Ia mengeluhkan hasil panennya pada musim panen kali ini merosot tajam. Dari dua petak atau sekitar seperempat hektar luas sawahnya, hanya menghasilkan padi 17 karung. Padahal kalau musim panen normal akan menghasilkan sekitar 40 karung atau 2 ton 4 karung.

 

“Padahal saya nyedotke (mengaliri air ke sawah dengan mesin) satu jam Rp20 ribu. Padahal sehari saya nyedotke 7-8 jam, total Rp140 ribu dikali 5 hari,” ujar Hartono.


Meski begitu, ia berusaha agar panen kali ini tidak gagal total. Walau hasilnya sedikit, tetapi tetap bisa untuk bekal makan sehari-hari.

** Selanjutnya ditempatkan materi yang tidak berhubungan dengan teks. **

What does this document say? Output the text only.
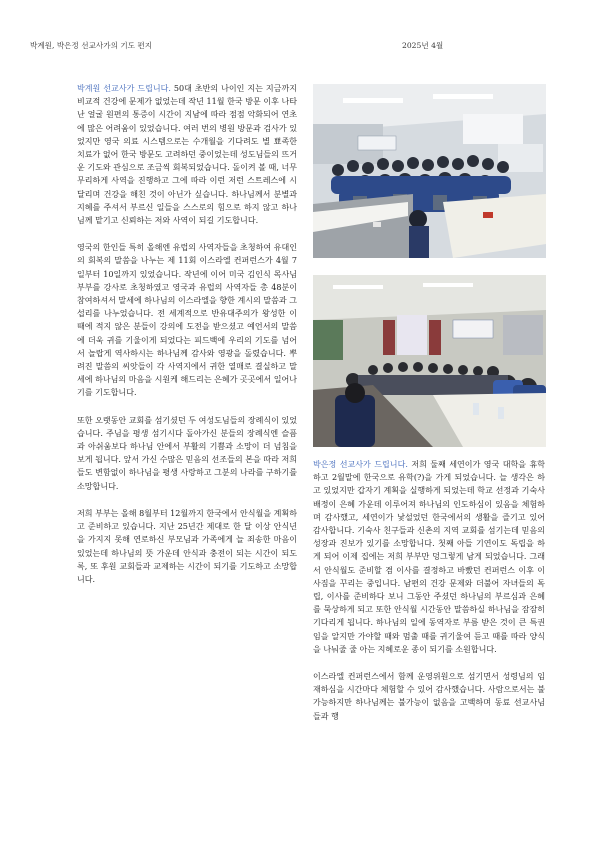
박계원, 박은정 선교사가의 기도 편지	2025년 4월

박계원 선교사가 드립니다. 50대 초반의 나이인 지는 지금까지 비교적 건강에 문제가 없었는데 작년 11월 한국 방문 이후 나타난 얼굴 원편의 통증이 시간이 지남에 따라 점점 악화되어 연초에 많은 어려움이 있었습니다. 여러 번의 병원 방문과 검사가 있었지만 영국 의료 시스템으로는 수개월을 기다려도 별 뾰족한 치료가 없어 한국 방문도 고려하던 중이었는데 성도님들의 뜨거운 기도와 관심으로 조금씩 회복되었습니다. 돌이켜 볼 때, 너무 무리하게 사역을 진행하고 그에 따라 이런 저런 스트레스에 시달리며 건강을 해친 것이 아닌가 싶습니다. 하나님께서 분별과 지혜를 주셔서 부르신 일들을 스스로의 힘으로 하지 않고 하나님께 맡기고 신뢰하는 저와 사역이 되길 기도합니다.

영국의 한인들 특히 올해엔 유럽의 사역자들을 초청하여 유대인의 회복의 말씀을 나누는 제 11회 이스라엘 컨퍼런스가 4월 7일부터 10일까지 있었습니다. 작년에 이어 미국 김인식 목사님 부부를 강사로 초청하였고 영국과 유럽의 사역자들 총 48분이 참여하셔서 말세에 하나님의 이스라엘을 향한 계시의 말씀과 그 섭리를 나누었습니다. 전 세계적으로 반유대주의가 왕성한 이 때에 적지 않은 분들이 강의에 도전을 받으셨고 예언서의 말씀에 더욱 귀를 기울이게 되었다는 피드백에 우리의 기도를 넘어서 놀랍게 역사하시는 하나님께 감사와 영광을 돌렸습니다. 뿌려진 말씀의 씨앗들이 각 사역지에서 귀한 열매로 결실하고 말세에 하나님의 마음을 시원케 해드리는 은혜가 곳곳에서 일어나기를 기도합니다.

또한 오랫동안 교회를 섬기셨던 두 여성도님들의 장례식이 있었습니다. 주님을 평생 섬기시다 돌아가신 분들의 장례식엔 슬픔과 아쉬움보다 하나님 안에서 부활의 기쁨과 소망이 더 넘침을 보게 됩니다. 앞서 가신 수많은 믿음의 선조들의 본을 따라 저희들도 변함없이 하나님을 평생 사랑하고 그분의 나라를 구하기를 소망합니다.

저희 부부는 올해 8월부터 12월까지 한국에서 안식월을 계획하고 준비하고 있습니다. 지난 25년간 제대로 한 달 이상 안식년을 가지지 못해 연로하신 부모님과 가족에게 늘 죄송한 마음이 있었는데 하나님의 뜻 가운데 안식과 충전이 되는 시간이 되도록, 또 후원 교회들과 교제하는 시간이 되기를 기도하고 소망합니다.

박은정 선교사가 드립니다. 저희 둘째 세연이가 영국 대학을 휴학하고 2월말에 한국으로 유학(?)을 가게 되었습니다. 늘 생각은 하고 있었지만 갑자기 계획을 실행하게 되었는데 학교 선정과 기숙사 배정이 은혜 가운데 이루어져 하나님의 인도하심이 있음을 체험하며 감사했고, 세연이가 낯설었던 한국에서의 생활을 즐기고 있어 감사합니다. 기숙사 친구들과 신촌의 지역 교회를 섬기는데 믿음의 성장과 진보가 있기를 소망합니다. 첫째 아들 기연이도 독립을 하게 되어 이제 집에는 저희 부부만 덩그렇게 남게 되었습니다. 그래서 안식월도 준비할 겸 이사를 결정하고 바빴던 컨퍼런스 이후 이사짐을 꾸리는 중입니다. 남편의 건강 문제와 더불어 자녀들의 독립, 이사를 준비하다 보니 그동안 주셨던 하나님의 부르심과 은혜를 묵상하게 되고 또한 안식월 시간동안 말씀하실 하나님을 잠잠히 기다리게 됩니다. 하나님의 일에 동역자로 부름 받은 것이 큰 특권임을 알지만 가야할 때와 멈출 때를 귀기울여 듣고 때를 따라 양식을 나눠줄 줄 아는 지혜로운 종이 되기를 소원합니다.

이스라엘 컨퍼런스에서 함께 운영위원으로 섬기면서 성령님의 임재하심을 시간마다 체험할 수 있어 감사했습니다. 사람으로서는 불가능하지만 하나님께는 불가능이 없음을 고백하며 동료 선교사님들과 행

“Sebabnya saya butuh makan. Berharap jadi (padinya),” ungkapnya dengan nada pasrah.


Hartono berharap kepada pemerintah agar memperhatikan nasib para petani. Pemerintah bisa mencari solusi, waktu musim kemarau seperti ini.


Ia meminta pemerintah untuk membuatkannya bangunan irigasi agar walaupun tidak turun hujan tetapi petani tidak kekurangan air, sehingga mereka bisa tetap panen dan tidak tergantung pada alam.


“Semoga ada bangunan irigasi dari pemerintah, khususnya dari sawah saya sampai Bungasrejo (desa sebelah). Kami akan berterima kasih, apalagi kalau ada bendungan untuk wadah air. Sebab petani akan bahagia kalau air (untuk mengairi sawah) cukup,” tuturnya dengan raut wajah berharap.